Outro aspecto extremamente problemático era o artigo 12 da aludida medida provisória, que criava presunção para qualificação da multa tributária, inclusive na esfera penal, pois que a conduta tida como irregular pelo auditor fiscal implicaria o reconhecimento de sonegação ou fraude, o que, segundo, a Lei 8.137, de 1990, configura crime contra a ordem tributária.

Ora, sabe-se bem que matéria penal não pode ser tratada por meio de medida provisória, tal como rigidamente estabelece o artigo 62, parágrafo 1º, inciso I, alínea “b” da Constituição Federal, motivo de mais uma impropriedade da pretendida imposição de declaração de planejamento tributário inserta na aludida medida provisória.

Sugestão intermediária de criar uma blacklist com os temas passíveis de serem informados pelos contribuintes mostrou-se um avanço em relação ao texto original, tal como proposto pelo senador Tasso Jereissati (PSDB/CE). Porém, essa proposta não retiraria da Receita Federal poderes amplos e irrestritos para colocar na lista tipos e conceitos abertos como, por exemplo, “dedutibilidade de despesas”, situação que obrigaria todos os contribuintes sujeitos à apuração pelo lucro real a informar todas as despesas que entendiam dedutíveis, atendendo-se, na prática, os anseios iniciais da medida provisória dando-se carta branca ao Fisco federal para multar severamente aqueles que, entendendo lícitos e válidos seus atos e operações, porventura deixassem de promover a declaração.

De fato, os contribuintes obtiveram uma importante vitória ao se afastar mais uma obrigação acessória burocratizante e sufocante, em um ambiente já tão desgastado para os negócios como este em que estamos vivendo por consequência da forte crise econômica e política que lamentavelmente se abateu em nosso país.

Daí porque não procedem as colocações do secretário da Receita Federal, Jorge Rachid, ao sustentar em matéria jornalística, rebatendo as declarações deste articulista, que “quem perde são os contribuintes”. Não, quem perdeu foi mesmo o governo, e a oposição se mostrou ativa e combativa, impedindo que uma exigência inoportuna e inválida sob o aspecto jurídico fosse levada adiante.

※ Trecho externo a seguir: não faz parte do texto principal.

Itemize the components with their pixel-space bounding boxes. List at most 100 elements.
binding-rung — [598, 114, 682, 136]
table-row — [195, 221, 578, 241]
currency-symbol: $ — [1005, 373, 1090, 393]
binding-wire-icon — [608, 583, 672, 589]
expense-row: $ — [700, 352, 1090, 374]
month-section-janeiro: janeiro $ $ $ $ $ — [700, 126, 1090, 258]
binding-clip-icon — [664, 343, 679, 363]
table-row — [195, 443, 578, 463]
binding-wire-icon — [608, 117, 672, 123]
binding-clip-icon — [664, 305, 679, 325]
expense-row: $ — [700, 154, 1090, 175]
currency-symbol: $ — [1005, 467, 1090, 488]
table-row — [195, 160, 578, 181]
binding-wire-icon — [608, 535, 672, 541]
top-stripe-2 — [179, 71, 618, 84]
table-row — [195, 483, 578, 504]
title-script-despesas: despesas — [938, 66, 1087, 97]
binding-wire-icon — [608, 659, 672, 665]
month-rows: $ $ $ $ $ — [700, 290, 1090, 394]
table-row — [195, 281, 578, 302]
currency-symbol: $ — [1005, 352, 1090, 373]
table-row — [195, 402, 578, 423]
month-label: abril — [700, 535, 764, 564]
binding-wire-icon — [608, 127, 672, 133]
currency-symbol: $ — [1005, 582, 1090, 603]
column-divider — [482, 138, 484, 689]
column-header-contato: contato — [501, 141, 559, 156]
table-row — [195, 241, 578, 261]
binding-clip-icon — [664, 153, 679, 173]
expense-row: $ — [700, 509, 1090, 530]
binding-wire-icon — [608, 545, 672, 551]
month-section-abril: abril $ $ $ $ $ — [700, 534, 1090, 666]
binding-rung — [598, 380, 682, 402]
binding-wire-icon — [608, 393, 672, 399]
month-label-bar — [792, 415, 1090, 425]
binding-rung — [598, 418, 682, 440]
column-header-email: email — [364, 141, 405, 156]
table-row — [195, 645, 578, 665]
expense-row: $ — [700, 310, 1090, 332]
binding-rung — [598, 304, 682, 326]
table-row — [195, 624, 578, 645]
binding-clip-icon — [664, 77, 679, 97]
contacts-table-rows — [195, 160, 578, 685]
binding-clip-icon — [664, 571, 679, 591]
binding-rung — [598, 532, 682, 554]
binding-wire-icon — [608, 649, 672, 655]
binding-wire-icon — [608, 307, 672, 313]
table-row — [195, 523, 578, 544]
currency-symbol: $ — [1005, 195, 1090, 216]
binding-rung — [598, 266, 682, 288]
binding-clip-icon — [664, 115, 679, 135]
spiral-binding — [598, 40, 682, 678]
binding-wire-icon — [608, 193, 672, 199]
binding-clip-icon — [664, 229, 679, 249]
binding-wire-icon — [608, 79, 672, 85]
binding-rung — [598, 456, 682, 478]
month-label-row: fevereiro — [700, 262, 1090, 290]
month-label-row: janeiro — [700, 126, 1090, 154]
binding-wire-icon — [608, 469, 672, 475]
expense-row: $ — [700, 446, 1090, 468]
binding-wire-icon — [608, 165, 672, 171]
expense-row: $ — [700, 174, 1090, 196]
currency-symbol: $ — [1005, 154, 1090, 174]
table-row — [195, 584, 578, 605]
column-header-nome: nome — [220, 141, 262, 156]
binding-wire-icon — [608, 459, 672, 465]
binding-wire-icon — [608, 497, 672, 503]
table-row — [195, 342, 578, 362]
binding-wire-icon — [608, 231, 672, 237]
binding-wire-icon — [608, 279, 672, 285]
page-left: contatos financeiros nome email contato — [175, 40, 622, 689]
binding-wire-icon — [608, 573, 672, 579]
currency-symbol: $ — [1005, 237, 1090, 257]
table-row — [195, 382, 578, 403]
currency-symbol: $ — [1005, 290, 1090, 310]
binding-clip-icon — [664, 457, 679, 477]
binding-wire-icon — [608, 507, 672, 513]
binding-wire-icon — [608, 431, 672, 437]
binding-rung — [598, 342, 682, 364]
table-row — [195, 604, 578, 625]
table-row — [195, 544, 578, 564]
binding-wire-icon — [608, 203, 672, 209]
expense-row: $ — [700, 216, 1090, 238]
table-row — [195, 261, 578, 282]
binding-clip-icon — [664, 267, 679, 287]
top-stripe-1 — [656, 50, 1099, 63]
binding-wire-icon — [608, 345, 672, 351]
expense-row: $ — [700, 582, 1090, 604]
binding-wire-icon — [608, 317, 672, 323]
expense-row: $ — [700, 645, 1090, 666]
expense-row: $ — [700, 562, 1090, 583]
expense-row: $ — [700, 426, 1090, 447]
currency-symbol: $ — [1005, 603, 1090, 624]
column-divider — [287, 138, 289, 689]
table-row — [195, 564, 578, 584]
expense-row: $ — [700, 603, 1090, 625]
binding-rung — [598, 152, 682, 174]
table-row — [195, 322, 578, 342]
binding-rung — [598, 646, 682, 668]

É importante lembrar que o Fisco já dispõe de todos os meios para fiscalizar, com muito rigor, os contribuintes brasileiros, sejam estes pessoas físicas ou jurídicas. O aparato fiscalizatório não encontra precedentes em nenhum outro país, tamanhas as declarações e obrigações acessórias já impostas a todos e o grau de sofisticação, por meio de pesados investimentos em tecnologia, do Fisco brasileiro.

O que se combateu aqui foi a presunção automática de culpa a ser atribuída aos contribuintes brasileiros, como que todos já fossem de antemão sonegadores acaso, na dúvida, deixassem de informar operações que, em sua própria opinião, são lícitas e regulares, em verdadeira inversão de valores e atribuições.

Esse crivo cabe exclusivamente à autoridade administrativa, e jamais aos contribuintes, especialmente considerando que na esmagadora maioria das vezes em que os particulares consultam a administração sobre determinado procedimento as respostas são sempre voltadas ao interesse arrecadatório, ainda que fundamentadas em atos internos e infralegais, gerando insegurança e instabilidade nessa tão delicada relação Fisco-contribuinte em nosso país.

Por tais razões, é de se considerar que, quanto aos artigos 7º a 12 da Medida Provisória 685, os contribuintes obtiveram importantíssima vitória junto ao Congresso Nacional.

 

 

 

 

Autor: Marcelo Knopfelmacher  é advogado e diretor presidente do Movimento de Defesa da Advocacia (MDA).